The health of Ginsburg, the court’s senior liberal member, is closely watched because a Supreme Court vacancy could give Republican President Donald Trump the opportunity to appoint a third justice to the nine-member court and move it further to the right. The court currently has a 5-4 conservative majority including two justices appointed by Trump – Brett Kavanaugh in 2018 and Neil Gorsuch in 2017.
White House Chief of Staff Mark Meadows told reporters if there was a vacancy on the court, Trump could be expected to quickly pick a nominee and seek a speedy confirmation by the Senate. Meadows added that the White House was glad Ginsburg was out of the hospital and doing well.

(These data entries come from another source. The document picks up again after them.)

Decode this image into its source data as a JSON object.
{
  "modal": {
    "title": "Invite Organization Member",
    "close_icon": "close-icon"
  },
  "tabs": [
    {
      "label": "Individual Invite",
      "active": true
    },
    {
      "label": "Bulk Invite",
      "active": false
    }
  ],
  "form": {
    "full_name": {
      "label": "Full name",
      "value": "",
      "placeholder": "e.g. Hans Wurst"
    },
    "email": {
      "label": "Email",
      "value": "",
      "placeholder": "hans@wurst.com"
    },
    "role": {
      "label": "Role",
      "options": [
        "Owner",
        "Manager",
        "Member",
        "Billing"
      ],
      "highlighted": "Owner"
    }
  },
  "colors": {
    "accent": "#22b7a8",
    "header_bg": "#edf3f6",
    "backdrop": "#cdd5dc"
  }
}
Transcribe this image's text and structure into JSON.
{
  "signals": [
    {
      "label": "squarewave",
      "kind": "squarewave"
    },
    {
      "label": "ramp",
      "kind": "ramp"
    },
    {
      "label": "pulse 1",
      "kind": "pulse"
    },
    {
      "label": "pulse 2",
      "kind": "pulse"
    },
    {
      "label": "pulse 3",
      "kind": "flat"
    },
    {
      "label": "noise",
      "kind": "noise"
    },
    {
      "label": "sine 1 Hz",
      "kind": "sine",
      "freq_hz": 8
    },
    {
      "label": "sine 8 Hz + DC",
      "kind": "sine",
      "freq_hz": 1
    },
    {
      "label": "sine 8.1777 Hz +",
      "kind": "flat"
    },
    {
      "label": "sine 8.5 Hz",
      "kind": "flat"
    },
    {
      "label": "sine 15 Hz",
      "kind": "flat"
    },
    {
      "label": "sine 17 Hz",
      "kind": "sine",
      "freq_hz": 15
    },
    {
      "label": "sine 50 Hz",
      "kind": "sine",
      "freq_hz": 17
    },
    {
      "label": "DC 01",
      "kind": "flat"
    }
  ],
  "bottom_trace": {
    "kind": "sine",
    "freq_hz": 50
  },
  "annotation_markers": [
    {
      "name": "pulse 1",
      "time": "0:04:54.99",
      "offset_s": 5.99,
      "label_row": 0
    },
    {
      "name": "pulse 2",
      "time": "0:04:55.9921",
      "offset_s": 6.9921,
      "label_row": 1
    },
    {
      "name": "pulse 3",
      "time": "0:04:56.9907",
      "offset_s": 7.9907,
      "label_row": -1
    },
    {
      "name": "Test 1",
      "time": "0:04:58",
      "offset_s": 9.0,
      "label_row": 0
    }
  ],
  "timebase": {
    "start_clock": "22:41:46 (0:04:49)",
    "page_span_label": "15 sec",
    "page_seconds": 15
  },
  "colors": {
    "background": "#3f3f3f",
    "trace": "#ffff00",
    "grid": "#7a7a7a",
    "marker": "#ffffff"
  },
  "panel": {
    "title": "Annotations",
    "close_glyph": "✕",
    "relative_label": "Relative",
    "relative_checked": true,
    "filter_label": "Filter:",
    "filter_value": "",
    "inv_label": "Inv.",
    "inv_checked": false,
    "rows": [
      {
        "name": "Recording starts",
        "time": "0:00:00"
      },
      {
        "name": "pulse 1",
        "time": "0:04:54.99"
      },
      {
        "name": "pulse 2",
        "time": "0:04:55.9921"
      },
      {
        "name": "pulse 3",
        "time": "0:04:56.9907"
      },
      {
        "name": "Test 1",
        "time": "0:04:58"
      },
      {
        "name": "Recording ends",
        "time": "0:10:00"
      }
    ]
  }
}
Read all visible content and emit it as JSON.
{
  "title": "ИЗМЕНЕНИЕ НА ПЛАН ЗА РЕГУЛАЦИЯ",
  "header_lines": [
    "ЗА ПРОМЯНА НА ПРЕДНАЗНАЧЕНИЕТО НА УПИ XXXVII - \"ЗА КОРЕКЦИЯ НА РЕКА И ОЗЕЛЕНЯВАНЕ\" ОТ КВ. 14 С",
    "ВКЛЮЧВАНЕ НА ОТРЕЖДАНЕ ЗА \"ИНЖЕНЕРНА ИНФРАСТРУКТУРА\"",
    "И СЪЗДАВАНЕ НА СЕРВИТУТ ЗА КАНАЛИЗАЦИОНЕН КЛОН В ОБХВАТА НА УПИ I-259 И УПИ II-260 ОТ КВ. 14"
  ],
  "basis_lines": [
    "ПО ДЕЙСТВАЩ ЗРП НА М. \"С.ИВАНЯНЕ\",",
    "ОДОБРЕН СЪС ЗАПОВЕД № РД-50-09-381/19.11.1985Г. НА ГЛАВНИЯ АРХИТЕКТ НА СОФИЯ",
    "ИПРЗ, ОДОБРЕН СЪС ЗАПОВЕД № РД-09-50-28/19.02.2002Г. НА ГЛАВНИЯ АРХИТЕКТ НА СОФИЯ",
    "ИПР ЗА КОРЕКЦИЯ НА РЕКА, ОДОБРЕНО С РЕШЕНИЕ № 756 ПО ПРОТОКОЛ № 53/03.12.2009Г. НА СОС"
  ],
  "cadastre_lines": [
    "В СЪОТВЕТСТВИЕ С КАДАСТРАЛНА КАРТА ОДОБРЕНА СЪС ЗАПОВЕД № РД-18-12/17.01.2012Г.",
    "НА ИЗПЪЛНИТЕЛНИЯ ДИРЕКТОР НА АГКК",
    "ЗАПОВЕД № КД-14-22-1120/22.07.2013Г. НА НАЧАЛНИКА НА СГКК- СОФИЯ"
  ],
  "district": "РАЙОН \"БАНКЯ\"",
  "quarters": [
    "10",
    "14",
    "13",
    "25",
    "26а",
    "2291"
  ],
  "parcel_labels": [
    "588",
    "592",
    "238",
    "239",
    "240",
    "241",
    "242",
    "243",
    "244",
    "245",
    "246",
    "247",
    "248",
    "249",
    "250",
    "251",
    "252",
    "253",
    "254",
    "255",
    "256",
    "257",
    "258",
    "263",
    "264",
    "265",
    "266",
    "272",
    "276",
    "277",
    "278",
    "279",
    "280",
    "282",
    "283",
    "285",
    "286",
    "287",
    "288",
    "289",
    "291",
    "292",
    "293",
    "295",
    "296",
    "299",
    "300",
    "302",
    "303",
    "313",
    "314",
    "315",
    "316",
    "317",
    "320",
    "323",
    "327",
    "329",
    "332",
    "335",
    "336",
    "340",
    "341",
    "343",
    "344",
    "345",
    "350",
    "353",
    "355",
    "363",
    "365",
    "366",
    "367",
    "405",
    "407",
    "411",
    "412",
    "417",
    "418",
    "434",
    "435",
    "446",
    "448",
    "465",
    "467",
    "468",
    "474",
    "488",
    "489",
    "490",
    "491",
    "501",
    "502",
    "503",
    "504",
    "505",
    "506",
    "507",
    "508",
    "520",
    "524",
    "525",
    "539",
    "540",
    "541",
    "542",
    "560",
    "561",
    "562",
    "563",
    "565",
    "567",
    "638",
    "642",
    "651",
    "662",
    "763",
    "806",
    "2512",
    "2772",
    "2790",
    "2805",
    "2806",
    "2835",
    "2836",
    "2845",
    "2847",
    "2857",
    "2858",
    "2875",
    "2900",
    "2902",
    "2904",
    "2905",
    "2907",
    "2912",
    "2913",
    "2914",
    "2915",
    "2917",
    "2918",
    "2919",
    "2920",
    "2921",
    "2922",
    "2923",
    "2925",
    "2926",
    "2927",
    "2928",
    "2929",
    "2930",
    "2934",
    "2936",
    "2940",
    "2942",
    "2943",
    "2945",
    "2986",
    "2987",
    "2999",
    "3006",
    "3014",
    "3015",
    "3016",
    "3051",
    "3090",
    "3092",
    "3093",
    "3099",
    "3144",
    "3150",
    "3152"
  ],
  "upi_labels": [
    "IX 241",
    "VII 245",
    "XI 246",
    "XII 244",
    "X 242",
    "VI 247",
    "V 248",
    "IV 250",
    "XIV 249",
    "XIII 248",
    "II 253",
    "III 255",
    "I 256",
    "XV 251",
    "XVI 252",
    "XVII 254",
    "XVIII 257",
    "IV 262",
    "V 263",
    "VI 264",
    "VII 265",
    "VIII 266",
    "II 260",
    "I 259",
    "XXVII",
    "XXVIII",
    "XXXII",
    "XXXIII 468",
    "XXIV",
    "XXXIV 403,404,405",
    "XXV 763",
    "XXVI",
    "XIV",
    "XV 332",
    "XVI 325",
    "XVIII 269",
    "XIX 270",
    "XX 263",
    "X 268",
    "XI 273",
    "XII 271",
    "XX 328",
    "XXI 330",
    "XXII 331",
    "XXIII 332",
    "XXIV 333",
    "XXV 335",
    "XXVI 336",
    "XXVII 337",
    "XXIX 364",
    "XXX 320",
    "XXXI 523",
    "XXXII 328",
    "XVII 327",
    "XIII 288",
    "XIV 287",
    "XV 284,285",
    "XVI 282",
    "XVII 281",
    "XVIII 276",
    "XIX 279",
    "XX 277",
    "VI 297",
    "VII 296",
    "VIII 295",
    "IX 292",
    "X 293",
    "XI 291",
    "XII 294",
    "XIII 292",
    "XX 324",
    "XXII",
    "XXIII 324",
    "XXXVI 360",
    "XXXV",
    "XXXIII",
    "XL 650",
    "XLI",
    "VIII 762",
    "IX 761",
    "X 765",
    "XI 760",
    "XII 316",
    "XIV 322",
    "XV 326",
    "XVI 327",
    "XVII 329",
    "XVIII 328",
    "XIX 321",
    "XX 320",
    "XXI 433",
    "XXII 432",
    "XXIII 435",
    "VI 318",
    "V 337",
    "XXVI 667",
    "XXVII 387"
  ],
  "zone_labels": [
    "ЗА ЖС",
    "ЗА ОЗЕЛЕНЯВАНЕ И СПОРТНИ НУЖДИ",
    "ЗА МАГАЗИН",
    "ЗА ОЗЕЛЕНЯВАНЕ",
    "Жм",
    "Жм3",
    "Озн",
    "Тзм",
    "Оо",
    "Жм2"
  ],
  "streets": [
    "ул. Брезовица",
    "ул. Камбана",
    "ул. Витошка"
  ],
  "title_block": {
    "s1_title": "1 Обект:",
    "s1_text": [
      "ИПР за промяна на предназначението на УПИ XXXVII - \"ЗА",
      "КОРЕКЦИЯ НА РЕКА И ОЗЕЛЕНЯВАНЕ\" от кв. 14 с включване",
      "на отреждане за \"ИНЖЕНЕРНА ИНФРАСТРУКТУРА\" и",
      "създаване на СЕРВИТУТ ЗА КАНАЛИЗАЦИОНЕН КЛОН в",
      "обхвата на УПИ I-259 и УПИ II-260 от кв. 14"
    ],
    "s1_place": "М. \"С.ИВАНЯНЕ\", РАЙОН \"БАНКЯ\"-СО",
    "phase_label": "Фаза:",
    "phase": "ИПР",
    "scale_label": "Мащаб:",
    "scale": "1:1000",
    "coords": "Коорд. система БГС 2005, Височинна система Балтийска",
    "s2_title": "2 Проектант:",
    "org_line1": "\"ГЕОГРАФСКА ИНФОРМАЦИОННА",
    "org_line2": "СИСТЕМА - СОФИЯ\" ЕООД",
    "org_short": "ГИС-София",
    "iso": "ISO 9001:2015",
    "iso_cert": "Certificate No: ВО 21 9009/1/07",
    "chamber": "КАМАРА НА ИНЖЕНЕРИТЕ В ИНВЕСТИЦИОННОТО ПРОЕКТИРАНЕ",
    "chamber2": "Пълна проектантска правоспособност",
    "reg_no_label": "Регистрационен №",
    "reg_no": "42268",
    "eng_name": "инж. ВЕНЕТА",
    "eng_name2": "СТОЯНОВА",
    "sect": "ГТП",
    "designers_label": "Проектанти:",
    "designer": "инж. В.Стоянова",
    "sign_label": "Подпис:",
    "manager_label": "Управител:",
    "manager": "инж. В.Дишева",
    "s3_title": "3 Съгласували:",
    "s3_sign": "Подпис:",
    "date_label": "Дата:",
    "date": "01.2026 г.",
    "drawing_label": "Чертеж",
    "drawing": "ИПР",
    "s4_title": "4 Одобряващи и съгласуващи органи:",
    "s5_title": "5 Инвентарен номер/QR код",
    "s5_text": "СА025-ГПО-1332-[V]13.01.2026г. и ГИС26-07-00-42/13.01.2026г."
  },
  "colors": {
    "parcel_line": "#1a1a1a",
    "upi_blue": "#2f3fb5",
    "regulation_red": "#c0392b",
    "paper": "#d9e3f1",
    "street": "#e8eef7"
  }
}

Ginsburg has experienced a series of health issues in recent years, including bouts with lung and pancreatic cancer. In May, she underwent non-surgical treatment for a gallstone that had caused an infection.
She was hospitalized last November while suffering from a fever and chills, but returned to work at the court the day after being released.
In August 2019, she underwent radiation therapy to treat pancreatic cancer. In November 2018, she broke three ribs in a fall. Subsequent medical tests led to treatment for lung cancer that caused her to miss oral arguments in January 2019. She had previously been treated for pancreatic cancer in 2009 and colon cancer in 1999.
The Supreme Court ended its nine-month term on July 9, after hearing a number of oral arguments by teleconference for the first time in its history in response to health concerns raised by the coronavirus pandemic.